Agent-based model of resistant bacterial evolution in an heterogeneous medium

Abstract

In this chapter, an agent-based model was developed using NetLogo to study bacterial evolution and the process in which bacterial populations are able to acquire antibiotic resistance in an heterogeneous medium with an escalated antibiotic gradient. Molecular interactions between wild-type (WT) E. coli and the antibiotic trimethoprim (TMP) were abstracted and conceptually represented to correctly model the complex biological system and interactions. The antibiotic gradient was spatially separated in a plate, starting from 1 × minimal inhibitory concentration (MIC) of WT E. coli and scaling by 10-fold up to 1000 × MIC. A set of experiments was performed under the same initial conditions, varying between five different dnaQ alleles, to measure the mean antibiotic resistance, bacterial population, deaths caused by antibiotic and deaths caused by the lack of nutrients to determine if the simulations had biological meaning. One hundred simulations were carried out for every allele. Each run of the model had different, but similar results, meaning that the inherent variability was eliminated and the overall behavior of the model was properly characterized.
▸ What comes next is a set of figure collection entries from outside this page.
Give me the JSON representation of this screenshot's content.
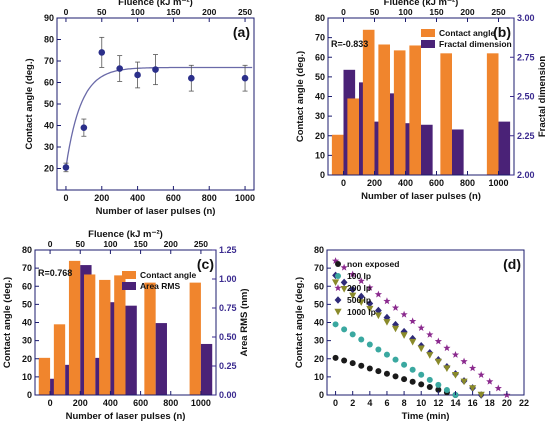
{
  "chart_data": [
    {
      "panel": "(a)",
      "type": "scatter",
      "xlabel": "Number of laser pulses (n)",
      "ylabel": "Contact angle (deg.)",
      "top_axis_label": "Fluence (kJ m⁻²)",
      "xlim": [
        -50,
        1050
      ],
      "ylim": [
        10,
        90
      ],
      "x_ticks": [
        "0",
        "200",
        "400",
        "600",
        "800",
        "1000"
      ],
      "y_ticks": [
        "20",
        "30",
        "40",
        "50",
        "60",
        "70",
        "80",
        "90"
      ],
      "top_ticks": [
        "0",
        "50",
        "100",
        "150",
        "200",
        "250"
      ],
      "x": [
        0,
        100,
        200,
        300,
        400,
        500,
        700,
        1000
      ],
      "values": [
        20.5,
        39,
        74,
        66.5,
        63.5,
        66,
        62,
        62
      ],
      "errors": [
        2,
        4,
        7,
        6,
        6,
        7,
        6,
        6
      ],
      "fit_curve": {
        "type": "exponential",
        "asymptote": 67,
        "start": 20.5,
        "rate_per_pulse": 0.012
      },
      "color": "#2b2f8a"
    },
    {
      "panel": "(b)",
      "type": "bar",
      "xlabel": "Number of laser pulses (n)",
      "ylabel": "Contact angle (deg.)",
      "y2label": "Fractal dimension",
      "top_axis_label": "Fluence (kJ m⁻²)",
      "annotation": "R=-0.833",
      "xlim": [
        -100,
        1100
      ],
      "ylim": [
        0,
        80
      ],
      "y2lim": [
        2.0,
        3.0
      ],
      "x_ticks": [
        "0",
        "200",
        "400",
        "600",
        "800",
        "1000"
      ],
      "y_ticks": [
        "0",
        "10",
        "20",
        "30",
        "40",
        "50",
        "60",
        "70",
        "80"
      ],
      "y2_ticks": [
        "2.00",
        "2.25",
        "2.50",
        "2.75",
        "3.00"
      ],
      "top_ticks": [
        "0",
        "50",
        "100",
        "150",
        "200",
        "250"
      ],
      "x": [
        0,
        100,
        200,
        300,
        400,
        500,
        700,
        1000
      ],
      "series": [
        {
          "name": "Contact angle",
          "axis": "left",
          "values": [
            20.5,
            39,
            74,
            66.5,
            63.5,
            66,
            62,
            62
          ],
          "color": "#f0852d"
        },
        {
          "name": "Fractal dimension",
          "axis": "right",
          "values": [
            2.67,
            2.59,
            2.34,
            2.52,
            2.33,
            2.32,
            2.29,
            2.34
          ],
          "color": "#4a2277"
        }
      ]
    },
    {
      "panel": "(c)",
      "type": "bar",
      "xlabel": "Number of laser pulses (n)",
      "ylabel": "Contact angle (deg.)",
      "y2label": "Area RMS (nm)",
      "top_axis_label": "Fluence (kJ m⁻²)",
      "annotation": "R=0.768",
      "xlim": [
        -100,
        1100
      ],
      "ylim": [
        0,
        80
      ],
      "y2lim": [
        0.0,
        1.25
      ],
      "x_ticks": [
        "0",
        "200",
        "400",
        "600",
        "800",
        "1000"
      ],
      "y_ticks": [
        "0",
        "10",
        "20",
        "30",
        "40",
        "50",
        "60",
        "70",
        "80"
      ],
      "y2_ticks": [
        "0.00",
        "0.25",
        "0.50",
        "0.75",
        "1.00",
        "1.25"
      ],
      "top_ticks": [
        "0",
        "50",
        "100",
        "150",
        "200",
        "250"
      ],
      "x": [
        0,
        100,
        200,
        300,
        400,
        500,
        700,
        1000
      ],
      "series": [
        {
          "name": "Contact angle",
          "axis": "left",
          "values": [
            20.5,
            39,
            74,
            66.5,
            63.5,
            66,
            62,
            62
          ],
          "color": "#f0852d"
        },
        {
          "name": "Area RMS",
          "axis": "right",
          "values": [
            0.14,
            0.26,
            1.12,
            0.32,
            0.8,
            0.77,
            0.62,
            0.44
          ],
          "color": "#4a2277"
        }
      ]
    },
    {
      "panel": "(d)",
      "type": "scatter",
      "xlabel": "Time (min)",
      "ylabel": "Contact angle (deg.)",
      "xlim": [
        -1,
        22
      ],
      "ylim": [
        0,
        80
      ],
      "x_ticks": [
        "0",
        "2",
        "4",
        "6",
        "8",
        "10",
        "12",
        "14",
        "16",
        "18",
        "20",
        "22"
      ],
      "y_ticks": [
        "0",
        "10",
        "20",
        "30",
        "40",
        "50",
        "60",
        "70",
        "80"
      ],
      "series": [
        {
          "name": "non exposed",
          "marker": "circle",
          "color": "#1a1a1a",
          "start": 20.5,
          "end_time": 14
        },
        {
          "name": "100 lp",
          "marker": "circle",
          "color": "#3aa8a0",
          "start": 39,
          "end_time": 14
        },
        {
          "name": "200 lp",
          "marker": "star",
          "color": "#8b2a8e",
          "start": 74,
          "end_time": 20
        },
        {
          "name": "500 lp",
          "marker": "diamond",
          "color": "#2e2a78",
          "start": 66,
          "end_time": 17
        },
        {
          "name": "1000 lp",
          "marker": "triangle",
          "color": "#8a8a2a",
          "start": 62,
          "end_time": 17
        }
      ]
    }
  ]
}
Tukey tests were performed to measure significant differences between results from the different alleles. A typical bacterial growth curve with well defined phases was obtained. Bacteria were able to acquire antibiotic resistance and migrate from the borders towards the center of the plate, where the concentration of TMP was 1000 × MIC. Those results alongside the graphical environment gives enough prove that the model is well implemented to study the bacterial evolution and the process in which they are able to develop antibiotic resistance.